Research Institute of Child Development and Education, University of Amsterdam, P.O. Box 15776, 1001, NG, Amsterdam, The Netherlands.
THE London School of Economics AND POLITICAL SCIENCE, London, UK.
Psychometrika. 2023 Dec;88(4):1228-1248. doi: 10.1007/s11336-023-09932-7. Epub 2023 Sep 26.
Categorical marginal models (CMMs) are flexible tools for modelling dependent or clustered categorical data, when the dependencies themselves are not of interest. A major limitation of maximum likelihood (ML) estimation of CMMs is that the size of the contingency table increases exponentially with the number of variables, so even for a moderate number of variables, say between 10 and 20, ML estimation can become computationally infeasible. An alternative method, which retains the optimal asymptotic efficiency of ML, is maximum empirical likelihood (MEL) estimation. However, we show that MEL tends to break down for large, sparse contingency tables. As a solution, we propose a new method, which we call maximum augmented empirical likelihood (MAEL) estimation and which involves augmentation of the empirical likelihood support with a number of well-chosen cells. Simulation results show good finite sample performance for very large contingency tables.
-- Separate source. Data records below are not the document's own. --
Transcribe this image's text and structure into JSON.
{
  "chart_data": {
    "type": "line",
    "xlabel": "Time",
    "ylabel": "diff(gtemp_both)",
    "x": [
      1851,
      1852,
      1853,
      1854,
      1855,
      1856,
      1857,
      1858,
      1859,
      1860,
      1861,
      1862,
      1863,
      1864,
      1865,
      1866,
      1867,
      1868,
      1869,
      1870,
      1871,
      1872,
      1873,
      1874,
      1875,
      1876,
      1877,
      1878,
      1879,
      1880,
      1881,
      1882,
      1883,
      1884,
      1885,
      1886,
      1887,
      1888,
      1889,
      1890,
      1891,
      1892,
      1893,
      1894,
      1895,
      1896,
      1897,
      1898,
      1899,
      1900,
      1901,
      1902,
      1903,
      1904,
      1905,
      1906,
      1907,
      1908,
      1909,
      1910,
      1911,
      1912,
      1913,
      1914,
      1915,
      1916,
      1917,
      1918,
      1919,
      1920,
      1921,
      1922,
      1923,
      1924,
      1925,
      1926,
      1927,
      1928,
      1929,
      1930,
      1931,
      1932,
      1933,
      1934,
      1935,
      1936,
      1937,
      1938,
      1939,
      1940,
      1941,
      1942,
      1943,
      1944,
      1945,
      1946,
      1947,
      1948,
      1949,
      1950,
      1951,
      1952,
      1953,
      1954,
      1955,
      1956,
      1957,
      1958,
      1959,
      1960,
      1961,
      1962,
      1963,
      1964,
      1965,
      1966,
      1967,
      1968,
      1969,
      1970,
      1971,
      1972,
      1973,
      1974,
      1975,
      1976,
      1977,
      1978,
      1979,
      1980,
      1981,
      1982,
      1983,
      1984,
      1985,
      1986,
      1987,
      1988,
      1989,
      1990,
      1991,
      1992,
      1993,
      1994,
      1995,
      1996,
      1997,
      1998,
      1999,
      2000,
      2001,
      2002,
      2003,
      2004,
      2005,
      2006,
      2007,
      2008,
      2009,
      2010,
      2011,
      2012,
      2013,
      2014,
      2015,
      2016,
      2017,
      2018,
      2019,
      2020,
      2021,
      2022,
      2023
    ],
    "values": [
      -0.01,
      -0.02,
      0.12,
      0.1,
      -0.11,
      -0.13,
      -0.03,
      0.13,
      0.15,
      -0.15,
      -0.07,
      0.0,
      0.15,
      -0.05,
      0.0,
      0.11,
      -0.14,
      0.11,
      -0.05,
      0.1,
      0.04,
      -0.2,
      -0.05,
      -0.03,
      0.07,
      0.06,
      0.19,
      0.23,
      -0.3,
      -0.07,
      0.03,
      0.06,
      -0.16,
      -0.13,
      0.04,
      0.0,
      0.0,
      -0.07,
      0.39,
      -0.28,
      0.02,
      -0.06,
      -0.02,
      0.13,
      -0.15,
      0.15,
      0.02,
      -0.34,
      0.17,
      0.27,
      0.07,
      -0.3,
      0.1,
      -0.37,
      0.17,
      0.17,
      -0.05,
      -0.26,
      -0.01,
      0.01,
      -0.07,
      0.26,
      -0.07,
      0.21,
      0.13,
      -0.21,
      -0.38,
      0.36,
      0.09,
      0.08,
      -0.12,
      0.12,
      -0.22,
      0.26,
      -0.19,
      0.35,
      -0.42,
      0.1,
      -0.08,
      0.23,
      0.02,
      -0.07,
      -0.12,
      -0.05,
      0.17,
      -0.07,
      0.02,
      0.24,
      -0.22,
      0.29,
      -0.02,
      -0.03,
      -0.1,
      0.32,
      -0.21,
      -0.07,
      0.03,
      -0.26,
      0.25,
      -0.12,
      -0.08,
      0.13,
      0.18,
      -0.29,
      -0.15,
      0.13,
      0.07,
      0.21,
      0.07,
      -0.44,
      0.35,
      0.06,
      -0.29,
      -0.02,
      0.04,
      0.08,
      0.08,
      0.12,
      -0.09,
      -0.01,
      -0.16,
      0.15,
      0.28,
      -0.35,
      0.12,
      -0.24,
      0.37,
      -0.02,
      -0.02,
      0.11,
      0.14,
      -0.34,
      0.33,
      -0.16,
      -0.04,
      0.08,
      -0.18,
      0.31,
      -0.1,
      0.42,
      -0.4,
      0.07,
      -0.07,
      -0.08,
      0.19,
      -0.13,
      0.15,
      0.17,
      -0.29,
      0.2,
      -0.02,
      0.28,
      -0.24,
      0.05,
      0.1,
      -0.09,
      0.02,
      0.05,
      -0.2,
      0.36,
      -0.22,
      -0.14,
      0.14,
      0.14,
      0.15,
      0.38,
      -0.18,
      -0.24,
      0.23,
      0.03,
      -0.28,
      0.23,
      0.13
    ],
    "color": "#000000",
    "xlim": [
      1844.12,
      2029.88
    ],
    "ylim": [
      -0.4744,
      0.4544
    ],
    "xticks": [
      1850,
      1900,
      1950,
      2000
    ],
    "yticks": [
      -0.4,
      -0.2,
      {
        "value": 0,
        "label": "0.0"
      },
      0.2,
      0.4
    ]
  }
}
类别边缘模型(CMM)是一种灵活的工具,可用于对相关或聚类的类别数据进行建模,而无需关注相关性本身。最大似然(ML)估计 CMM 的一个主要限制是,列联表的大小随变量数量呈指数级增长,因此,即使对于中等数量的变量(例如 10 到 20 个变量),ML 估计也可能在计算上不可行。另一种方法是最大经验似然(MEL)估计,它保留了 ML 的最优渐近效率。然而,我们表明,MEL 往往会在大型稀疏列联表中失效。作为一种解决方案,我们提出了一种新方法,称为最大扩充经验似然(MAEL)估计,它涉及用一些精心选择的单元格来扩充经验似然支持。模拟结果表明,对于非常大的列联表,MAEL 在有限样本中的性能良好。